FİNAL

341 17 3
                                    

***3 ay sonra***

Batuhan'ın evlilik teklifini kabul ettikten sonra hemen hazırlıklara başlamış, kısa sürede evlenmiştik. Şimdiyse yaklaşık 3 aydır evli bir çifttik. Hayatımda çoğu şey değişmişti. Hatta neredeyse her şey. Artık barda değil, Batuhanla birlikte ortak şirketimizde çalışıyordum. Kısa sürede işi öğrenmiş olmama ben bile şaşırmıştım. Bardaki işleri ise Bartu ve Ece yürütüyordu. Bu arada, sevgili olmuşlardı. İkisi adına çok mutluydum. En yakın arkadaşlarım sevgili olmuştu. Utku ise İstanbul'da kendine yepyeni bir hayat kurmuştu. Gitmeden herkesle vedalaşmış, Batuhanla da küs gitmemişti. Batuhan'ın annesi ise her geçen gün daha da iyileşiyordu. Kısacası hayatımda her şey ama her şey mükemmel gidiyordu.

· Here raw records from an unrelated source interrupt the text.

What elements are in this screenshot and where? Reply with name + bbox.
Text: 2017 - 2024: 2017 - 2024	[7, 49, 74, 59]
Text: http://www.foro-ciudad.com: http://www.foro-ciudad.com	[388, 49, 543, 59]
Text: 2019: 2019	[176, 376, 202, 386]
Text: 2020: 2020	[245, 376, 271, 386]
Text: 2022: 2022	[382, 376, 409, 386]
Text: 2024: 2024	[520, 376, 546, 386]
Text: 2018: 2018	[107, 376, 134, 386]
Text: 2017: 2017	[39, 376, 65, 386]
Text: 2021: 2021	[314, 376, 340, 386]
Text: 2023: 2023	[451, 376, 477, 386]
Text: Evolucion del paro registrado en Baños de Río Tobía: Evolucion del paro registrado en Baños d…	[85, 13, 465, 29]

Sabah gözlerimi açtığımda yanımın boş olduğunu görünce hemen kalktım. Batuhan benden önce çıkmış olmalıydı. Bazen işler çok yoğun olduğunda benden önce çıkıyor, daha çok çalışıyordu. Kalkıp Ayşe ablaya kahvaltımı hazırlattırdım. Kahvaltımı yaptıktan sonra hazırlanıp arabama atlayıp şirketin yolunu tuttum. Şirkete geldiğimde Batuhan'ın şirkette olmadığını görünce biraz şaşırdım. Sekreterim Nil'e Batuhan'ın nerede olduğunu sordum ancak o da bir şey bilmediğini söyleyince telefonumu elime alıp Batuhan'ı arıyorken Batuhan'ın beni aradığını görünce hemen telefonu açıp cevap verdim;

"Aşkım neredesin?" fakat karşımdaki ses başka birinin sesiydi.

"Batuhan Bey'in nesi oluyorsunuz?"

"Karısıyım. Batuhan'a bir şey mi oldu?" diye sordum.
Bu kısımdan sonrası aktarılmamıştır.